Bywający tu wraz ze swoimi chorobami Mikołaj Gogol raportował przyjaciołom: "Priessnitz panuje nad wodą tak, jak Napoleon nad swoimi wojskami". W tym samym czasie z kąpieli korzystał węgierski baron Miklos Wesselényi, który w uzdrowisku czuł się na tyle swojsko, że przebywał w nim aż cztery lata, arcyksiążę Franciszek Karol, ojciec późniejszego cesarza Franciszka Józefa i Elizabeth Blackwell, pierwsza dyplomowana lekarka na świecie.
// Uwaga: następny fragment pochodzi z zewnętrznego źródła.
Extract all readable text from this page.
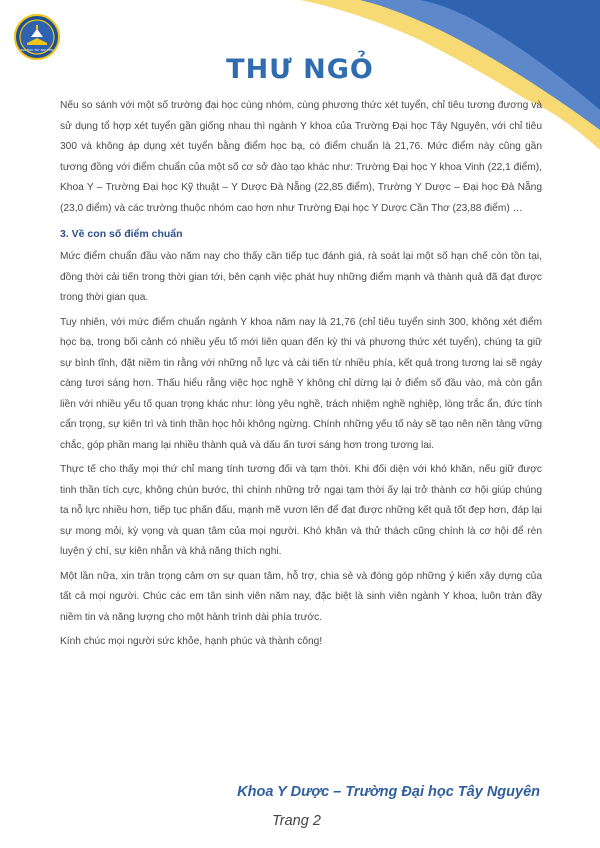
ĐẠI HỌC TÂY NGUYÊN
THƯ NGỎ

Nếu so sánh với một số trường đại học cùng nhóm, cùng phương thức xét tuyển, chỉ tiêu tương đương và sử dụng tổ hợp xét tuyển gần giống nhau thì ngành Y khoa của Trường Đại học Tây Nguyên, với chỉ tiêu 300 và không áp dụng xét tuyển bằng điểm học bạ, có điểm chuẩn là 21,76. Mức điểm này cũng gần tương đồng với điểm chuẩn của một số cơ sở đào tạo khác như: Trường Đại học Y khoa Vinh (22,1 điểm), Khoa Y – Trường Đại học Kỹ thuật – Y Dược Đà Nẵng (22,85 điểm), Trường Y Dược – Đại học Đà Nẵng (23,0 điểm) và các trường thuộc nhóm cao hơn như Trường Đại học Y Dược Cần Thơ (23,88 điểm) …

3. Về con số điểm chuẩn

Mức điểm chuẩn đầu vào năm nay cho thấy cần tiếp tục đánh giá, rà soát lại một số hạn chế còn tồn tại, đồng thời cải tiến trong thời gian tới, bên cạnh việc phát huy những điểm mạnh và thành quả đã đạt được trong thời gian qua.

Tuy nhiên, với mức điểm chuẩn ngành Y khoa năm nay là 21,76 (chỉ tiêu tuyển sinh 300, không xét điểm học bạ, trong bối cảnh có nhiều yếu tố mới liên quan đến kỳ thi và phương thức xét tuyển), chúng ta giữ sự bình tĩnh, đặt niềm tin rằng với những nỗ lực và cải tiến từ nhiều phía, kết quả trong tương lai sẽ ngày càng tươi sáng hơn. Thấu hiểu rằng việc học nghề Y không chỉ dừng lại ở điểm số đầu vào, mà còn gắn liền với nhiều yếu tố quan trọng khác như: lòng yêu nghề, trách nhiệm nghề nghiệp, lòng trắc ẩn, đức tính cẩn trọng, sự kiên trì và tinh thần học hỏi không ngừng. Chính những yếu tố này sẽ tạo nên nền tảng vững chắc, góp phần mang lại nhiều thành quả và dấu ấn tươi sáng hơn trong tương lai.

Thực tế cho thấy mọi thứ chỉ mang tính tương đối và tạm thời. Khi đối diện với khó khăn, nếu giữ được tinh thần tích cực, không chùn bước, thì chính những trở ngại tạm thời ấy lại trở thành cơ hội giúp chúng ta nỗ lực nhiều hơn, tiếp tục phấn đấu, mạnh mẽ vươn lên để đạt được những kết quả tốt đẹp hơn, đáp lại sự mong mỏi, kỳ vọng và quan tâm của mọi người. Khó khăn và thử thách cũng chính là cơ hội để rèn luyện ý chí, sự kiên nhẫn và khả năng thích nghi.

Một lần nữa, xin trân trọng cảm ơn sự quan tâm, hỗ trợ, chia sẻ và đóng góp những ý kiến xây dựng của tất cả mọi người. Chúc các em tân sinh viên năm nay, đặc biệt là sinh viên ngành Y khoa, luôn tràn đầy niềm tin và năng lượng cho một hành trình dài phía trước.

Kính chúc mọi người sức khỏe, hạnh phúc và thành công!

Khoa Y Dược – Trường Đại học Tây Nguyên
Trang 2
Cała towarzyska elita Europy posłusznie stosowała się do zaleceń niepiśmiennego chłopa, w tym zbierania drzewa na opał.
Obyty w życiu kuracyjnym Zygmunt Krasiński tak pisał o rytmie dnia w Gräfenbergu: "Co dzień rano o pół do 5-tej budzony bywam (…), obwijają mnie w kołdry, jak dziecię w powiciu lub umarłego w chusty śmiertelne, tak że nogą ni ręką ruszyć nie mogę. Ten stan szczęśliwości trwa do trzech godzin, podczas których potnieję jak gdyby po frykcjach merkurialnych. Następnie rzucam się w wodę zimną jak lód. Wieczorem taka sama anegdota. O ćwierć mili stąd, w lesie, jest kaskada, tam trza się rozebrać do nagiego i stać pod strugą wody pięć minut. Na śniadanie szklanka wody i chleb, na kolację idem, na obiad zupa i sztuka mięs. Zresztą przez cały dzień każą pić wody do 20-stu szklanek i chodzić od świtu do zmroku".
Wilhelm Prysznic, pierwszy, który zrozumiał, że leczyć należy całe ciało, nie tylko dotknięte chorobą części, zmarł w 1851 roku, w wieku 52 lat. Nie jest do końca jasne, czy bardziej na skutek puchliny z przepicia wodą, czy może powikłań poudarowych.
Do dnia jego śmierci z terapii wodnych uzdrowiska skorzystało 36 tys. pacjentów. Zakład wodoleczniczy założony przez "Kolumba hydroterapii", jak go nazywano, istnieje do dzisiaj w Lázně Jeseník koło Jesionika w Czechach. Jednym z popisowych zabiegów pozostaje zawijanie pacjentów w mokre i zimne prześcieradła.